Apr 6, 2014
Steven Chong: Secure shell scripting
Reasoning about the security of shell scripts is notoriously hard. This is in large part because it is difficult for programmers to deduce the effects of shell scripts on the underlying operating system. First, resource references, such as file paths, are typically resolved lazily and subject to race conditions.? Second, shell scripts are typically run with the same privileges as the invoking user, making it hard to determine or enforce that a script has all (and only) permissions to execute successfully. Third, shell scripts invoke other programs, often arbitrary binaries.
In this talk, I present the preliminary design and implementation of Shill, a secure shell scripting language that uses fine-grained capabilities to restrict access to resources.

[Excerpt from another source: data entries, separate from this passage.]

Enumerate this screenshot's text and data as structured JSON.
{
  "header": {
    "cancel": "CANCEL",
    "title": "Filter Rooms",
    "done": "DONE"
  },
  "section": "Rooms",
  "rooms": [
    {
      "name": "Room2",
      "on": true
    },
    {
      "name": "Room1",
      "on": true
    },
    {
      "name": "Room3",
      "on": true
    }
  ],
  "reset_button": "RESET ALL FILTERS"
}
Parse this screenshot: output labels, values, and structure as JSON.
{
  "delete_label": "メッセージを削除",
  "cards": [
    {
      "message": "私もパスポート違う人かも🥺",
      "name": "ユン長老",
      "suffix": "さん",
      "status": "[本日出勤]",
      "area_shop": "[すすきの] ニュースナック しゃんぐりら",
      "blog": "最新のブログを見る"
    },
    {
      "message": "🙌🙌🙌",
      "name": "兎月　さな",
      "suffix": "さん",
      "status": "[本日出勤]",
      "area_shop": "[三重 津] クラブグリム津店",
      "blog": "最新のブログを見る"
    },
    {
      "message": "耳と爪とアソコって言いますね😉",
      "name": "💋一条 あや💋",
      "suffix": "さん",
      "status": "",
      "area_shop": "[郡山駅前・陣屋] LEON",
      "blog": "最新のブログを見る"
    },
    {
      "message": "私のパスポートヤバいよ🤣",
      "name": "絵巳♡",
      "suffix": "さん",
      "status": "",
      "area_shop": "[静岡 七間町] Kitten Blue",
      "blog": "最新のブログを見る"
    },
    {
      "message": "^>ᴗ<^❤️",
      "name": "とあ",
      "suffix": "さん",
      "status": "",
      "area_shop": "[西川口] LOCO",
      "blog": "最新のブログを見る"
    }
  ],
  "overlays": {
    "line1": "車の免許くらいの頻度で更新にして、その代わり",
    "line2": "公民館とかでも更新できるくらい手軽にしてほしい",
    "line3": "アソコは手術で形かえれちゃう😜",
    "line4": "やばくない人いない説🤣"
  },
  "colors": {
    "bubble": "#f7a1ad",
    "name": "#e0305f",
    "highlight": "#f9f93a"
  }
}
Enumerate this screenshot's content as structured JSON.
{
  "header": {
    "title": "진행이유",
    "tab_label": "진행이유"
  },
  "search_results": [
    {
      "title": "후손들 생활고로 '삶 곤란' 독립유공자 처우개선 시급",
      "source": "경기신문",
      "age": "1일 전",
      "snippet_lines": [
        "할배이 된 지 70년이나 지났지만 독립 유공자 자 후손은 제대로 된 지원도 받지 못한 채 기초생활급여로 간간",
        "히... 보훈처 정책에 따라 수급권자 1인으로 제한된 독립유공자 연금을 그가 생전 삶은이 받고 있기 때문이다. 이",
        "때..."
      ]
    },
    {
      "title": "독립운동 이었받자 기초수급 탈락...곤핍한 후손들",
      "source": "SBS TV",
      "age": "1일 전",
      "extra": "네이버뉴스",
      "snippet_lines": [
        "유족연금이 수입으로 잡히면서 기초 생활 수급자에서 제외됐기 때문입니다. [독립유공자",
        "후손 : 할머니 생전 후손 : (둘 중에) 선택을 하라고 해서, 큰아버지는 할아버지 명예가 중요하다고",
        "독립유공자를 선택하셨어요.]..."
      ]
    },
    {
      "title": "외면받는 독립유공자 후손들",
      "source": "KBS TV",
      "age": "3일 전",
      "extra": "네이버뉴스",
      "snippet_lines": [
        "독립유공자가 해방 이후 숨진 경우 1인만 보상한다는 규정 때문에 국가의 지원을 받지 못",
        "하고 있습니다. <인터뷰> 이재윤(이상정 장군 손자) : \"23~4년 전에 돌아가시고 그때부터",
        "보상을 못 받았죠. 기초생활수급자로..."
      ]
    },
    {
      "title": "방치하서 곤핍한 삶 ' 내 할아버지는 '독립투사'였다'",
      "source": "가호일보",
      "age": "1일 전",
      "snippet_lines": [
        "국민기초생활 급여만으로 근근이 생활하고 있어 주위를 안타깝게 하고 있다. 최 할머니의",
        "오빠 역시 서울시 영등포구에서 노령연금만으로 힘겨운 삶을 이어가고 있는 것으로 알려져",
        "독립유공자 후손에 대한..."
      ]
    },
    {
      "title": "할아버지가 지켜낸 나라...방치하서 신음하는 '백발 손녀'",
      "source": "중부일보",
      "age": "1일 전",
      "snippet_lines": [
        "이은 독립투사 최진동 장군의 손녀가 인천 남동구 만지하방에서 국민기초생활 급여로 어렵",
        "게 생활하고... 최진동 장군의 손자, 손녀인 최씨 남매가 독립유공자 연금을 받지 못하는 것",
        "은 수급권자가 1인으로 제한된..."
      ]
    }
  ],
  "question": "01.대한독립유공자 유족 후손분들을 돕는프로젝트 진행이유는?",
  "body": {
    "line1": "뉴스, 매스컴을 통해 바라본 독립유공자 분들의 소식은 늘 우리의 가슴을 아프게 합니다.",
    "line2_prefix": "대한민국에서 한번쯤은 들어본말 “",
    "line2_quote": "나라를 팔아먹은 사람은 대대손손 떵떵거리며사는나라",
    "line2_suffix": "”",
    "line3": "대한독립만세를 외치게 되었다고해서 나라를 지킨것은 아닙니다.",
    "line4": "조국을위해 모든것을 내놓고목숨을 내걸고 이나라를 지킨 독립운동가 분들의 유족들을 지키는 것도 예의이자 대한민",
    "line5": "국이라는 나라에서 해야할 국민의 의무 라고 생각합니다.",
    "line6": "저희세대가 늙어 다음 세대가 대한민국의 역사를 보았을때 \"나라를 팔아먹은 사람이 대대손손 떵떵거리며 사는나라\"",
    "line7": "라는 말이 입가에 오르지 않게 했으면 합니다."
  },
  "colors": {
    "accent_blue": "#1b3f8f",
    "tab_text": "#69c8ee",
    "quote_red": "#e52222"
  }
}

Capabilities bind resources at the time of their creation, and avoid vulnerabilities arising from lazy name resolution. Shill scripts come with contracts that specify and restrict what capabilities the script may use. A Shill script can invoke an arbitrary binary in a sandbox that limits the privileges of the binary based on a set of capabilities. Capabilities together with contracts and sandboxing enable the caller of a script to reason precisely about which resources a script (and the binaries it calls) may access, and thus, Shill helps reason safely and effectively about the use and composition of scripts. We have implemented Shill on top of FreeBSD, using Racket and the FreeBSD Trusted MAC framework.